1. DORMANCY REGULATION IN LAND PLANTS BY EVOLUTIONARILY CONSERVED MECHANISMS
The biology of Marchantia polymorpha and related liverworts has fascinated botanists for centuries, providing a rich literature describing both phenomenology and pharmacological experiments. With the advent of Marchantia as a model genetic system, we are now in a position to begin to elucidate the molecular genetic mechanisms by which its architecture, development and growth is regulated. We are tracing the evolutionary history of genetic programs for dormancy regulation initially identified in seed plants by examining them functionally in Marchantia. We are also screening for novel dormancy regulators. Dormancy was a key adaption to facilitate survival in terrestrial environments, enabling seasonal growth. Understanding dormancy regulation in liverworts will aid efforts to decipher the evolution of dormancy leading to the adapted forms seen in flowering plants. Marchantia is emerging as a powerful model species. This unique plant has low genetic redundancy, and many molecular tools are available, including a sequenced genome (See Bowman et al., 2017). In the long term, this project poses two interrelated questions: 1) how similar are the genetic programs for developmental processes in evolutionarily distant plants, and 2) how can we exploit the simplicity of the Marchantia model system to help decipher the complexity of flowering plants? In this project we are studying the differences and similarities in dormancy regulation between the liverwort Marchantia and seed plants such as Arabidopsis. This involves examination of genetic and hormonal pathways for phytohormones such as auxin and abscisic acid, and will lay a foundation for the discovery of previously uncharacterized evolutionarily conserved components regulating plant development. A detailed understanding of plant development is of great importance not only for basic sciences - knowledge about the integration of developmental pathways is also critical to facilitate the precise design of plants for diverse agricultural applications. The specific aims of this project are to: 1) Identify and characterize the interaction between different hormonal pathways for dormancy regulation in Marchantia, 2) and to identify and characterize novel regulators of dormancy in land plants.

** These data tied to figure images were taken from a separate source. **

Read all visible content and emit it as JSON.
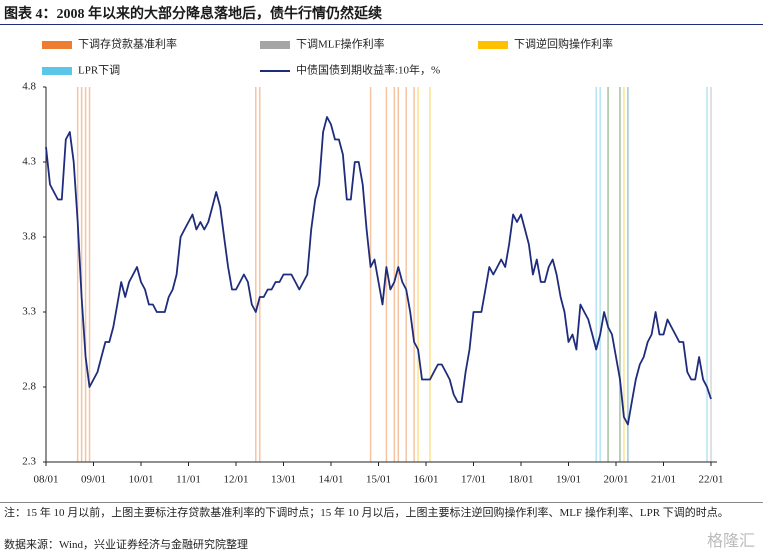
{
  "chart_data": {
    "type": "line",
    "title": "图表 4：2008 年以来的大部分降息落地后，债牛行情仍然延续",
    "note": "注：15 年 10 月以前，上图主要标注存贷款基准利率的下调时点；15 年 10 月以后，上图主要标注逆回购操作利率、MLF 操作利率、LPR 下调的时点。",
    "source": "数据来源：Wind，兴业证券经济与金融研究院整理",
    "watermark": "格隆汇",
    "xlim": [
      "08/01",
      "22/01"
    ],
    "xticks": [
      "08/01",
      "09/01",
      "10/01",
      "11/01",
      "12/01",
      "13/01",
      "14/01",
      "15/01",
      "16/01",
      "17/01",
      "18/01",
      "19/01",
      "20/01",
      "21/01",
      "22/01"
    ],
    "ylim": [
      2.3,
      4.8
    ],
    "yticks": [
      2.3,
      2.8,
      3.3,
      3.8,
      4.3,
      4.8
    ],
    "x": [
      "08/01",
      "08/02",
      "08/03",
      "08/04",
      "08/05",
      "08/06",
      "08/07",
      "08/08",
      "08/09",
      "08/10",
      "08/11",
      "08/12",
      "09/01",
      "09/02",
      "09/03",
      "09/04",
      "09/05",
      "09/06",
      "09/07",
      "09/08",
      "09/09",
      "09/10",
      "09/11",
      "09/12",
      "10/01",
      "10/02",
      "10/03",
      "10/04",
      "10/05",
      "10/06",
      "10/07",
      "10/08",
      "10/09",
      "10/10",
      "10/11",
      "10/12",
      "11/01",
      "11/02",
      "11/03",
      "11/04",
      "11/05",
      "11/06",
      "11/07",
      "11/08",
      "11/09",
      "11/10",
      "11/11",
      "11/12",
      "12/01",
      "12/02",
      "12/03",
      "12/04",
      "12/05",
      "12/06",
      "12/07",
      "12/08",
      "12/09",
      "12/10",
      "12/11",
      "12/12",
      "13/01",
      "13/02",
      "13/03",
      "13/04",
      "13/05",
      "13/06",
      "13/07",
      "13/08",
      "13/09",
      "13/10",
      "13/11",
      "13/12",
      "14/01",
      "14/02",
      "14/03",
      "14/04",
      "14/05",
      "14/06",
      "14/07",
      "14/08",
      "14/09",
      "14/10",
      "14/11",
      "14/12",
      "15/01",
      "15/02",
      "15/03",
      "15/04",
      "15/05",
      "15/06",
      "15/07",
      "15/08",
      "15/09",
      "15/10",
      "15/11",
      "15/12",
      "16/01",
      "16/02",
      "16/03",
      "16/04",
      "16/05",
      "16/06",
      "16/07",
      "16/08",
      "16/09",
      "16/10",
      "16/11",
      "16/12",
      "17/01",
      "17/02",
      "17/03",
      "17/04",
      "17/05",
      "17/06",
      "17/07",
      "17/08",
      "17/09",
      "17/10",
      "17/11",
      "17/12",
      "18/01",
      "18/02",
      "18/03",
      "18/04",
      "18/05",
      "18/06",
      "18/07",
      "18/08",
      "18/09",
      "18/10",
      "18/11",
      "18/12",
      "19/01",
      "19/02",
      "19/03",
      "19/04",
      "19/05",
      "19/06",
      "19/07",
      "19/08",
      "19/09",
      "19/10",
      "19/11",
      "19/12",
      "20/01",
      "20/02",
      "20/03",
      "20/04",
      "20/05",
      "20/06",
      "20/07",
      "20/08",
      "20/09",
      "20/10",
      "20/11",
      "20/12",
      "21/01",
      "21/02",
      "21/03",
      "21/04",
      "21/05",
      "21/06",
      "21/07",
      "21/08",
      "21/09",
      "21/10",
      "21/11",
      "21/12",
      "22/01"
    ],
    "series": [
      {
        "name": "中债国债到期收益率:10年，%",
        "color": "#1f2c7c",
        "values": [
          4.4,
          4.15,
          4.1,
          4.05,
          4.05,
          4.45,
          4.5,
          4.3,
          3.9,
          3.4,
          3.0,
          2.8,
          2.85,
          2.9,
          3.0,
          3.1,
          3.1,
          3.2,
          3.35,
          3.5,
          3.4,
          3.5,
          3.55,
          3.6,
          3.5,
          3.45,
          3.35,
          3.35,
          3.3,
          3.3,
          3.3,
          3.4,
          3.45,
          3.55,
          3.8,
          3.85,
          3.9,
          3.95,
          3.85,
          3.9,
          3.85,
          3.9,
          4.0,
          4.1,
          4.0,
          3.8,
          3.6,
          3.45,
          3.45,
          3.5,
          3.55,
          3.5,
          3.35,
          3.3,
          3.4,
          3.4,
          3.45,
          3.45,
          3.5,
          3.5,
          3.55,
          3.55,
          3.55,
          3.5,
          3.45,
          3.5,
          3.55,
          3.85,
          4.05,
          4.15,
          4.5,
          4.6,
          4.55,
          4.45,
          4.45,
          4.35,
          4.05,
          4.05,
          4.3,
          4.3,
          4.15,
          3.85,
          3.6,
          3.65,
          3.5,
          3.35,
          3.6,
          3.45,
          3.5,
          3.6,
          3.5,
          3.45,
          3.3,
          3.1,
          3.05,
          2.85,
          2.85,
          2.85,
          2.9,
          2.95,
          2.95,
          2.9,
          2.85,
          2.75,
          2.7,
          2.7,
          2.9,
          3.05,
          3.3,
          3.3,
          3.3,
          3.45,
          3.6,
          3.55,
          3.6,
          3.65,
          3.6,
          3.75,
          3.95,
          3.9,
          3.95,
          3.85,
          3.75,
          3.55,
          3.65,
          3.5,
          3.5,
          3.6,
          3.65,
          3.55,
          3.4,
          3.3,
          3.1,
          3.15,
          3.05,
          3.35,
          3.3,
          3.25,
          3.15,
          3.05,
          3.15,
          3.3,
          3.2,
          3.15,
          3.0,
          2.85,
          2.6,
          2.55,
          2.7,
          2.85,
          2.95,
          3.0,
          3.1,
          3.15,
          3.3,
          3.15,
          3.15,
          3.25,
          3.2,
          3.15,
          3.1,
          3.1,
          2.9,
          2.85,
          2.85,
          3.0,
          2.85,
          2.8,
          2.72
        ]
      }
    ],
    "events": [
      {
        "name": "下调存贷款基准利率",
        "color": "#ed7d31",
        "dates": [
          "08/09",
          "08/10",
          "08/11",
          "08/12",
          "12/06",
          "12/07",
          "14/11",
          "15/03",
          "15/05",
          "15/06",
          "15/08",
          "15/10"
        ]
      },
      {
        "name": "下调MLF操作利率",
        "color": "#a5a5a5",
        "dates": [
          "19/11",
          "20/02",
          "20/04",
          "22/01"
        ]
      },
      {
        "name": "下调逆回购操作利率",
        "color": "#ffc000",
        "dates": [
          "15/11",
          "16/02",
          "19/11",
          "20/02",
          "20/03"
        ]
      },
      {
        "name": "LPR下调",
        "color": "#5bc6e8",
        "dates": [
          "19/08",
          "19/09",
          "19/11",
          "20/02",
          "20/04",
          "21/12"
        ]
      }
    ]
  }
}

A recent publication from this project is Eklund et al., 2018, Current Biology.
2. THE LAND PLANT CIRCADIAN CLOCK
Adaptation to changing environments is critical to all life. Some of these changes are predictable such as day/night cycles and the ever-changing seasons. Accordingly, organisms from all kingdoms of life have developed mechanisms to anticipate such predictable changes. Intrinsic clocks that generate circadian rhythms are present in most organisms, from cyanobacteria to land plants and animals. Although the overall architecture is generally conserved, the key genes involved are generally not, suggesting multiple independent origins of circadian clocks.
The plant circadian clock is a self-sustaining oscillator and the approximately 24-hour rhythm results mainly from transcriptional and translational feedback loops. Angiosperm clocks can be described as an intricate network of interlocked feedback loops, but clocks of green algae have been modelled as a loop of only a few genes. To investigate the evolution from a simple clock in algae to a complex one in angiosperms, we are performing phylogenetic and functional studies of circadian clock genes in bryophyte model species, such as Marchantia polymorpha.
For more information on this project, see our recent publications Early evolution of the land plant circadian clock, Linde et al., 2017, New Phytologist and Nyctinastic thallus movement in the liverwort Marchantia polymorpha is regulated by a circadian clock.
3. Evolution and function of the shoot apical meristem
We aim at elucidating some of the differences and similarities in shoot meristem function between the flowering plant Arabidopsis, and the liverwort Marchantia. Among our objectives are studies of transcription factor networks in Marchantia, which will lay a foundation for the discovery of previously uncharacterized mechanisms regulating plant development and architecture. This is of great importance in a longer perspective, as knowledge about the integration of the environment and genetic pathways is critical to facilitate the precise design of plants for diverse agricultural applications in a world with an unstable climate and a growing population.
Extreme low light conditions appear to force the Marchantia shoot meristem to revert to a juvenile undifferentiated developmental stage. This phenotype can be mimicked by constitutive expression of a single gene, suggesting this gene to have a key role in light-regulated developmental transitions. This gene's relation to light, hormonal pathways and differentiation of the apical cell will be examined using molecular methods with the aim to find direct downstream targets as well as regulators.